Гетман задумался. Он тоже сообразил, что Никон подсылал к нему своего родственника не даром; но с какою целью – он решительно не мог понять. Желябужский понимал более: он видел, что не в гетмане нуждался Никон, что главная цель патриархова посланца – выбраться под покровом гетмана из Москвы; следовательно, у патриарха составился какой-то план, осуществление которого возможно было вне пределов московского государства. Желябужский, таким образом, нападал на след, и по этому следу он надеялся, рано ли, поздно ли, найти то, чего он искал: это-то и должно было совершиться посредством разматывания клубка, который всех беспокоил.
– Так испужал девку? – улыбаясь спросил он, докончив нить своих размышлений.
– Испужалась, точно, так и ахнула, – отвечал гетман, тоже улыбаясь.

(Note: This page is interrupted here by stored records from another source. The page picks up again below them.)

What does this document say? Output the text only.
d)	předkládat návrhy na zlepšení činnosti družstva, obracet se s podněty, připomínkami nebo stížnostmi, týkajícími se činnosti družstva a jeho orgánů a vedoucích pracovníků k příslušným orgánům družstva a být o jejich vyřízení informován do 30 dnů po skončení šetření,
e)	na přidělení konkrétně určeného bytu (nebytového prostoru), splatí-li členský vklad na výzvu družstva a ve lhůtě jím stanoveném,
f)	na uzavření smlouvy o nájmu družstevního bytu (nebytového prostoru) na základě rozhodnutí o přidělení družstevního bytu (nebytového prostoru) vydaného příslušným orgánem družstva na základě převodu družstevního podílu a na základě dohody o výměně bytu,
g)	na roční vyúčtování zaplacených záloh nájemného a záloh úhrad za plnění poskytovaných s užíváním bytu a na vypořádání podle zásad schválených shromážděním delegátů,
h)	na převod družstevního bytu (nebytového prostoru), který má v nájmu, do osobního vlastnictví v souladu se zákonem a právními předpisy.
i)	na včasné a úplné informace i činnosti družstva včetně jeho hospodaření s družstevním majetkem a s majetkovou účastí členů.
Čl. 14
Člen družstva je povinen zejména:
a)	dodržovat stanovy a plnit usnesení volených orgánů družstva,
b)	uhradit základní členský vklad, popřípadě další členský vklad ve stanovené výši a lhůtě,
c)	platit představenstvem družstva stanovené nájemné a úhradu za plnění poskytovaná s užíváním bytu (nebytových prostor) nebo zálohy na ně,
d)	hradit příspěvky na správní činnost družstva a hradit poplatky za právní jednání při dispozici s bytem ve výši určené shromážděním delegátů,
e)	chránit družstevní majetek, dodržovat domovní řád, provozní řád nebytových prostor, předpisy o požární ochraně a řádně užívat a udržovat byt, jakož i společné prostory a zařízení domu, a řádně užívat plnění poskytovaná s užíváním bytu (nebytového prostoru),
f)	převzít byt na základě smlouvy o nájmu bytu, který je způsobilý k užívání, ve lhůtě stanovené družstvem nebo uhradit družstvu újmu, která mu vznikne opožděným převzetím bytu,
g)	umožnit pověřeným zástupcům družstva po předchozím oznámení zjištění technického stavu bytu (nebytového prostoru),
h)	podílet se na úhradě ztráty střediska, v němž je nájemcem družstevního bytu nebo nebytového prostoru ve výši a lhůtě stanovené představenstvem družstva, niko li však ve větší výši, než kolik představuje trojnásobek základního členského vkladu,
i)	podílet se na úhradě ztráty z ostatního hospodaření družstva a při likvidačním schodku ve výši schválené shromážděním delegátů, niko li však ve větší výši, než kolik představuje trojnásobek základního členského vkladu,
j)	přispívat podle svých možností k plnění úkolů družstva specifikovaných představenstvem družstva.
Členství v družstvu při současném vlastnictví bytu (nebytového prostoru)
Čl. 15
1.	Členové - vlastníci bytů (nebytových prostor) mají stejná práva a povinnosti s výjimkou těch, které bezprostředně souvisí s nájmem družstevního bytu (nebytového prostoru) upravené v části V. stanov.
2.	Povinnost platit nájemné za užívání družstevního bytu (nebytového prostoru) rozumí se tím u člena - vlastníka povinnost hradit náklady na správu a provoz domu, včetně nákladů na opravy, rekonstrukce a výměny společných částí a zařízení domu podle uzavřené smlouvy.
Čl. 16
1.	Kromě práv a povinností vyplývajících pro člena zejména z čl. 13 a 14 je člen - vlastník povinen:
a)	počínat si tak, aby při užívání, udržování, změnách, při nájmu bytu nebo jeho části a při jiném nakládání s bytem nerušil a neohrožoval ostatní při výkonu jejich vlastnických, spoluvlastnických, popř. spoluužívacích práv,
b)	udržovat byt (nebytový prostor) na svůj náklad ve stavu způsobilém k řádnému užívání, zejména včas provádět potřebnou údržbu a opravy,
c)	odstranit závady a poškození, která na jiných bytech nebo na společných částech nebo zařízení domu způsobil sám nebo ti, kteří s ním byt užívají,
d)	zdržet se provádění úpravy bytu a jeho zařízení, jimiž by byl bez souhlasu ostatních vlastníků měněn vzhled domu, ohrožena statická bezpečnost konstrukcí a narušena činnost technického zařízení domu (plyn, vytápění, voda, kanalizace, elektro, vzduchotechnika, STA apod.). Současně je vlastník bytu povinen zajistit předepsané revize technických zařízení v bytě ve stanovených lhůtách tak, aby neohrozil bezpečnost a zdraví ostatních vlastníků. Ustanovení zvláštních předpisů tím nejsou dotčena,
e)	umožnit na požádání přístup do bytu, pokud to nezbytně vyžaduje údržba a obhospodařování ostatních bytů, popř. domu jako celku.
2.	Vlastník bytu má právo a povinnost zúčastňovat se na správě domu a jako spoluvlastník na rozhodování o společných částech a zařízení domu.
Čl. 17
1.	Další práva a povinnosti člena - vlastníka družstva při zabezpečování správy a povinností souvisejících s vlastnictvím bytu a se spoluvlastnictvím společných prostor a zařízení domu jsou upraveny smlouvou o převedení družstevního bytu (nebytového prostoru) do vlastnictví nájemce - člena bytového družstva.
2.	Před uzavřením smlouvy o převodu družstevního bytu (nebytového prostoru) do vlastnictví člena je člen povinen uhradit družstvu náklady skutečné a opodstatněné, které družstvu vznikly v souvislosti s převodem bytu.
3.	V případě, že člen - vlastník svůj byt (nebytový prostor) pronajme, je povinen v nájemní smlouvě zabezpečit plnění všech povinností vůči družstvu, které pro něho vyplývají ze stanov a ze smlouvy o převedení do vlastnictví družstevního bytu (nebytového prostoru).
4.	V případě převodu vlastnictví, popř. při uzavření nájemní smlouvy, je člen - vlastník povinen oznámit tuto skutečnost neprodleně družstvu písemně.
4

В тот же вечер во дворце, на царицыной половине, говорили, что гетман сватается за Оленушку, княжну Долгорукую, дочь князя Дмитрия Алексеича. Сватовство это произвело необыкновенный переполох на женской половине. Видано ли, чтобы московская боярышня выходила замуж за черкашенина! Да этого не бывало, как и свет стоит. Между тем слышно, что сам царь был сватом и что отец невесты дал своё согласие.
– А что она, голубушка? – спрашивала Морозова, ученица и поклонница Аввакума, находившаяся в то время в своей мастерской палате вместе с неразлучною своею сестрою, княгинею Урусовою. – Что Оленушка? – волновалась хорошенькая боярыня, обращаясь к уткоподобнои Авдевне, мамушке царевны Софьи.
– Поплакала маленько, родная, – нельзя же, – отвечала мамушка.
В это время вошла в палату, где работала Морозова с сестрой, та самая хорошенькая рожица, что во время шествия гетмана с старшиною из дворца выглядывала в окно кареты из-за пунцовой тафты. Рожица казалась заплаканною. Большие, светлые, не то совсем чёрные, не то серые глаза несколько поприпухли. Морозова бросилась к ней и обняла её.
– Здравствуй, моя глазунья дорогая! – нежно сказала она. – Чтой-то они у тебя, камни-то самоцветы, кажись, заплаканы? – спрашивала она, целуя в глаза пришедшую. – Асиньки?
Пришедшая снова заплакала, уткнувшись носом в плечо Морозовой.
– Ну, полно же, полно, светик! – утешала она. – Мы слыхали судьбу твою… Что ж – суженой! А ты только, Оленушка, Богу молись…
– Стерпится – слюбится… На то хмель, чтоб по дубу виться, – философствовала мамушка, – на то дуб, чтоб хмелинушку держать.
Заплаканная девушка, утерев рукавом белой сорочки слёзы, улыбнулась.
– Да ты-то его, Оленушка, видела? – спросила Урусова, подходя к ней.
– Видела, сестрица, – отвечала та.
– Ой ли! где? когда?
– Онамедни… ехала я от батюшки сюда, – начала было девушка и остановилась, потому что на глазах её опять показались слёзы.
– Ну, ехала? – подсказывала ей Морозова.
– Ехала это я… а они идут… от великого государя шли… руку целовали… А я ехала.
Оленушка опять остановилась.
– Да сказывай же, глазунья! – настаивала Морозова. – Ехала да ехала!
– Ехала я, а они идут…
– Слыхали уж это!
– А я выглянула… а он на меня…
– Ох, батюшки! – испуганно шептала Урусова.